Jacoby's piece was well-conceived and sharply-written and it was perceived by a good many folks as destroying many of the arguments death penalty opponents often use when they debate the merits of capital punishment. Except that Jacoby's column only told part of the whole story of the federal data about the death penalty. As someone who has covered the debate over capital punishment for years, I knew this to be the case-- but I didn't know exactly how or why. So I asked Richard Dieter, an expert on capital punishment (he's against it) who works at the Death Penalty Information Center, to take a look at "Capital Punishment 2001" and Jacoby's column and tell me if and how he thought Jacoby missed the boat.

Dieter didn't disappoint. Whereas Jacoby had pointed to the race of capital defendants in declaring that blacks aren't disproportionately sentenced, Dieter said it is the race of the victim that matters. "From the US General Accounting Office's review in 1990," Dieter wrote me, "to the award-winning study by Prof. David Baldus in Georgia, to the recent race studies by the principal state universities of North Carolina and Maryland, the overwhelming conclusion is that if you kill a white person, you are far more likely to get the death penalty than if you kill a black person. That is racism. That says that white lives are counted as more valuable than the black lives in the justice system."

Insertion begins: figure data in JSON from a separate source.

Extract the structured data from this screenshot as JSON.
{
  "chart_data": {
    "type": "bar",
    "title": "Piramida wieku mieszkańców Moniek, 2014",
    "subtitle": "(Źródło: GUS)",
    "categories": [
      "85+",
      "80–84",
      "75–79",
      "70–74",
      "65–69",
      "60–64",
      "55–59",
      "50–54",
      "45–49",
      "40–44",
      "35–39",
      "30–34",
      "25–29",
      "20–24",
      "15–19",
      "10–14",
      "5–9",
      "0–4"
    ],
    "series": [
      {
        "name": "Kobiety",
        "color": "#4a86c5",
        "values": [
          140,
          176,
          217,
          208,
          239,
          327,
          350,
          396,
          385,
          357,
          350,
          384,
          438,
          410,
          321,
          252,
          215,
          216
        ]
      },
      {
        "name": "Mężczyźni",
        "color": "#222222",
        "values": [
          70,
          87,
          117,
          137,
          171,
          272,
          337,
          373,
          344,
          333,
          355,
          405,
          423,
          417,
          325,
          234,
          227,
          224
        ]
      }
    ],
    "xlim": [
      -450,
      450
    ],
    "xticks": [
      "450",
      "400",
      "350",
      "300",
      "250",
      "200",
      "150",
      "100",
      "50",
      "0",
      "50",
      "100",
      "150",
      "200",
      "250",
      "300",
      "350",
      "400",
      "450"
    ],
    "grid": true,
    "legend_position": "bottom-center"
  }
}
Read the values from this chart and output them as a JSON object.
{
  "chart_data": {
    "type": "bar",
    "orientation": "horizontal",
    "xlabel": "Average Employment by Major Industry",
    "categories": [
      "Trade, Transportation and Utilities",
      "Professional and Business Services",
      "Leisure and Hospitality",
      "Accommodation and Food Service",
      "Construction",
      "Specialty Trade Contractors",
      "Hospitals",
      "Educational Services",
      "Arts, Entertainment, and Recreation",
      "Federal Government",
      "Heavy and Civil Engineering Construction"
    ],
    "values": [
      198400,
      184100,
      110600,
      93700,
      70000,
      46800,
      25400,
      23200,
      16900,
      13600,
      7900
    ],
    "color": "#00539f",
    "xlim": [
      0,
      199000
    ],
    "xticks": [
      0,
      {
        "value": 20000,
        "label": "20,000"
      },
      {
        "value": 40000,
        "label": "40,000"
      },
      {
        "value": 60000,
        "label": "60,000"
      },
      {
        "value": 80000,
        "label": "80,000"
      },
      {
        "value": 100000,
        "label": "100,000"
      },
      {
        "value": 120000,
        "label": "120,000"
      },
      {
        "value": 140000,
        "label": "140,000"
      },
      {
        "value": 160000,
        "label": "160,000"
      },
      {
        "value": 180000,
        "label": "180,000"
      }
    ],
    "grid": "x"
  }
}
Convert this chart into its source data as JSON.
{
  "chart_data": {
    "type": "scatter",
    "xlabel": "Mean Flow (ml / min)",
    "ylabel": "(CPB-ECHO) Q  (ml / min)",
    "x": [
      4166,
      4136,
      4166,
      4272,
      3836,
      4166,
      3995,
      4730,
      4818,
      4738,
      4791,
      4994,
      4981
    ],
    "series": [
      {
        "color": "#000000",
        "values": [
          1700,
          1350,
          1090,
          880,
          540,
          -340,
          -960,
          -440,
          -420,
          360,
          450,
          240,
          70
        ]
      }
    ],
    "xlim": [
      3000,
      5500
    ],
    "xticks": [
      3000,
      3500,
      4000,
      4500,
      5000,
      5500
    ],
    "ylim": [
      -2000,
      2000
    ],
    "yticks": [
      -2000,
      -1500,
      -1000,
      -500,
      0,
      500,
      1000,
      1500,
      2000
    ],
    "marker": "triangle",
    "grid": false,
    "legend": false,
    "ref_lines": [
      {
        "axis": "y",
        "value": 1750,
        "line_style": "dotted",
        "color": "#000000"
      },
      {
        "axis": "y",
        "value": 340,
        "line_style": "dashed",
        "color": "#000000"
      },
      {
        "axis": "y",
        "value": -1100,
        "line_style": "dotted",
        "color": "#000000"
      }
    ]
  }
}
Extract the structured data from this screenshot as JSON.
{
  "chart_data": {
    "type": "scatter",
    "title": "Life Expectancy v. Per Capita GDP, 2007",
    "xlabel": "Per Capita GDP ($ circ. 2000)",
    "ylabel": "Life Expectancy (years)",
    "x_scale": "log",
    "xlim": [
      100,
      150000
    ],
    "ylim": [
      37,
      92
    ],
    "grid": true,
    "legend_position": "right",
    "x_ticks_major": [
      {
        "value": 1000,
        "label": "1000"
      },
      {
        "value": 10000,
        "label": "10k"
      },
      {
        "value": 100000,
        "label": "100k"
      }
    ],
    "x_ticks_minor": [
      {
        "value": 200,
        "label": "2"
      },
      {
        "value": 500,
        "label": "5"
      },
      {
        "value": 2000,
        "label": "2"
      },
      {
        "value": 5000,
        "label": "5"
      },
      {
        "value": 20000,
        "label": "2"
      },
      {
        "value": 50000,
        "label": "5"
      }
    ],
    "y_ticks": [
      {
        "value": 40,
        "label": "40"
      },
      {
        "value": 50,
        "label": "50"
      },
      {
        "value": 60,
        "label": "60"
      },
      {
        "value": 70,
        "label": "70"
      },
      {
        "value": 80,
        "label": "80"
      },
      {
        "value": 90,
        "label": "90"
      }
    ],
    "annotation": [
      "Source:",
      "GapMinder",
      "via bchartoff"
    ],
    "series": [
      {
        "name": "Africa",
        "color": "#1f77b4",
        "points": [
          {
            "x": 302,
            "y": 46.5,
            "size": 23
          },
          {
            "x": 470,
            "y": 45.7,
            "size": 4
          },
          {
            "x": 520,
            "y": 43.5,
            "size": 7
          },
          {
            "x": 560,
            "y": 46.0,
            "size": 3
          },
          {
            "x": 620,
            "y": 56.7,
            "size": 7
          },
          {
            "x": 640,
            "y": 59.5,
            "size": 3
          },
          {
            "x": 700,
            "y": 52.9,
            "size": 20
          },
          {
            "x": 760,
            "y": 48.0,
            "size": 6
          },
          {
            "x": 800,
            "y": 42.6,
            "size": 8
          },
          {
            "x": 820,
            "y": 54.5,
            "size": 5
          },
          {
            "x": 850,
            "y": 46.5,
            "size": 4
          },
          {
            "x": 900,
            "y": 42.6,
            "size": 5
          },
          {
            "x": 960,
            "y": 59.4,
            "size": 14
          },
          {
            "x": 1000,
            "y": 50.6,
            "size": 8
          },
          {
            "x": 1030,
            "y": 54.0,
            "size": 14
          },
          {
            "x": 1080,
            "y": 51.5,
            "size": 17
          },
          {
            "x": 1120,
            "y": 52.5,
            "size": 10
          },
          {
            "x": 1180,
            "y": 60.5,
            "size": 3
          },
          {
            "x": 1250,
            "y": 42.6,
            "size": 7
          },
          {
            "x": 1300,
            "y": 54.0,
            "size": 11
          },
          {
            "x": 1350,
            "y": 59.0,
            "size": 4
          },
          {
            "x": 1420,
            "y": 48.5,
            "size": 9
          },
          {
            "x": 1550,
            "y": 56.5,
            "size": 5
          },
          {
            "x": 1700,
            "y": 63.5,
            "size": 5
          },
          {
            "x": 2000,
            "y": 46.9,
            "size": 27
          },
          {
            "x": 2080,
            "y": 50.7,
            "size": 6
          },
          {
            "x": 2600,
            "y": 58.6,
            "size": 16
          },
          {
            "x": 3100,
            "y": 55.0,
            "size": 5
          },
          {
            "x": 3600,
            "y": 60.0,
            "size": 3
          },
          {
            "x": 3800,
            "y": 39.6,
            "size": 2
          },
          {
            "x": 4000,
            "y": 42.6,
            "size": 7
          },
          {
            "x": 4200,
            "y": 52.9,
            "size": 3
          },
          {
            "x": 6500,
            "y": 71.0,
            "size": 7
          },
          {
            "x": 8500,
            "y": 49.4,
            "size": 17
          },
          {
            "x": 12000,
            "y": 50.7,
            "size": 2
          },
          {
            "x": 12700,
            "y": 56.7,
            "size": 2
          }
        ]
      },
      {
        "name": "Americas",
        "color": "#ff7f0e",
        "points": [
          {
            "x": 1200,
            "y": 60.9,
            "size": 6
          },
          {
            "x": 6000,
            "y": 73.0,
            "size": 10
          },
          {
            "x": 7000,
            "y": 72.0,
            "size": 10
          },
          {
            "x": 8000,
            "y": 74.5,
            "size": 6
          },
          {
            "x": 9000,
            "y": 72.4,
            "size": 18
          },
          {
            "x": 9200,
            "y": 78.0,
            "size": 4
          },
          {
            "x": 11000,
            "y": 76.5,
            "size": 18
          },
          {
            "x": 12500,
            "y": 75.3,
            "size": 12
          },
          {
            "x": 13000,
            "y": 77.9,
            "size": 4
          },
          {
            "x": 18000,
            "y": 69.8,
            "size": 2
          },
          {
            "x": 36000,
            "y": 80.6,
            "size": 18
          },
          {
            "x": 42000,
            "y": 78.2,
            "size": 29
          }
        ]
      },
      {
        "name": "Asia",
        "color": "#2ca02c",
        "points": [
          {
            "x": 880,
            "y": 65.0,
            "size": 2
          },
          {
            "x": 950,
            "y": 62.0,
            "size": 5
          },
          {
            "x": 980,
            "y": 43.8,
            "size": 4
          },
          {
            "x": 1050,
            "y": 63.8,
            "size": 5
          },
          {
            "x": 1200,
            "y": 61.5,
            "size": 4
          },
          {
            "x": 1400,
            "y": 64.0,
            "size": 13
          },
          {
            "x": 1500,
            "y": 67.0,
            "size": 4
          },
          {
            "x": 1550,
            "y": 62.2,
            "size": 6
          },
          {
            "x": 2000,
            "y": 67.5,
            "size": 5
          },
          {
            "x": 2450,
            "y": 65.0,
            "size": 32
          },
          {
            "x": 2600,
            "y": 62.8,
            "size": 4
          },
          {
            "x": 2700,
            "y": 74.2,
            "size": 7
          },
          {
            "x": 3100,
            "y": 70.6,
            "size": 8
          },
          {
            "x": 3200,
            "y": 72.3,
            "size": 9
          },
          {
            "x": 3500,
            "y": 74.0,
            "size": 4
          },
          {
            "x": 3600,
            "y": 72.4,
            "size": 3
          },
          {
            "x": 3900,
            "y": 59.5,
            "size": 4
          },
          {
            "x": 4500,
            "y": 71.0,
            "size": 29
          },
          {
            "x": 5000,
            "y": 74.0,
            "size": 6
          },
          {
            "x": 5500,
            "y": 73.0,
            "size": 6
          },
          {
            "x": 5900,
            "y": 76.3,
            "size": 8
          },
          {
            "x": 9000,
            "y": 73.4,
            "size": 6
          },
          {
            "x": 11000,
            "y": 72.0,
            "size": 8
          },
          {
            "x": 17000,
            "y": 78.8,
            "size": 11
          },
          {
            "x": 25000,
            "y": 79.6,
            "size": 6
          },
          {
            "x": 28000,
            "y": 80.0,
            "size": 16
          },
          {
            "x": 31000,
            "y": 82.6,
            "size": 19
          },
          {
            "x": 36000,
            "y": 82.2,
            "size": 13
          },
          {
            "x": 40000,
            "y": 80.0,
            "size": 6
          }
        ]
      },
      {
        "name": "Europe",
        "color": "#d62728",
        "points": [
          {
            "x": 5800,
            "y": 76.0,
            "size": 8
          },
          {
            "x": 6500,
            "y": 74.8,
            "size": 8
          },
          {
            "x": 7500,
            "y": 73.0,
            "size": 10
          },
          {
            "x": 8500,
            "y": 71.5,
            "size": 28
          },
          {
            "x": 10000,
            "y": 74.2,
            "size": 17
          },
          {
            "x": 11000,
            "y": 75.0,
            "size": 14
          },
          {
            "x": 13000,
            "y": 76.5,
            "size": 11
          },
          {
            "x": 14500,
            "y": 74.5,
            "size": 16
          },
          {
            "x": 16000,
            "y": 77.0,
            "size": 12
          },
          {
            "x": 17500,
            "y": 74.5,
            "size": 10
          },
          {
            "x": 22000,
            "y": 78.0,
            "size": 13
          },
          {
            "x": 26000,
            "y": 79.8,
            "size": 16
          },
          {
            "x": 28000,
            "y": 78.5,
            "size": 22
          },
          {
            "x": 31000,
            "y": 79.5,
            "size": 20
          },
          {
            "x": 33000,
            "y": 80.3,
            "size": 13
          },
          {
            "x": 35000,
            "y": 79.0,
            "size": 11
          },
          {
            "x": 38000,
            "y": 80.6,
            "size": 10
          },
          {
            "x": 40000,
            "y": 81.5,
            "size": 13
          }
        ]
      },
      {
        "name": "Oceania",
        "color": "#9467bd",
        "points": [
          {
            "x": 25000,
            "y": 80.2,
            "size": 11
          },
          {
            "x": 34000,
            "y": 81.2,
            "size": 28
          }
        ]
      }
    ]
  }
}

Among other things, Dieter also took exception to Jacoby's conclusion that "at least 98 killers now on death row were already in prison when they murdered their victims; at least 37 others were prison escapees." Dieter told me that the DOJ study did not identify how the 98 people got into jail in the first place (they may not have been there for murder). "It is true," Dieter wrote, "that some people in prison commit murder and some escape and commit murder. To use the death penalty to solve that problem would mean you'd have to execute everyone sentenced to prison." So far, as near as I can tell, even Jacoby isn't supporting that option.

The point here is not that Jacoby is right or wrong about his ultimate conclusion that the death penalty is a good idea. The point is that even the most raw, objective facts of all concerning the death penalty can be spun in most any direction. If you read Jacoby's piece without reading Dieter's response to it, you'd have a completely different view of capital punishment today than if you read Deiter and not Jacoby or even if you read them both. That's the American way, I suppose. And it helps explain why people seem to be moving apart rather than drawing closer together in the great debate over whether the government ought to execute people in the name of the governed.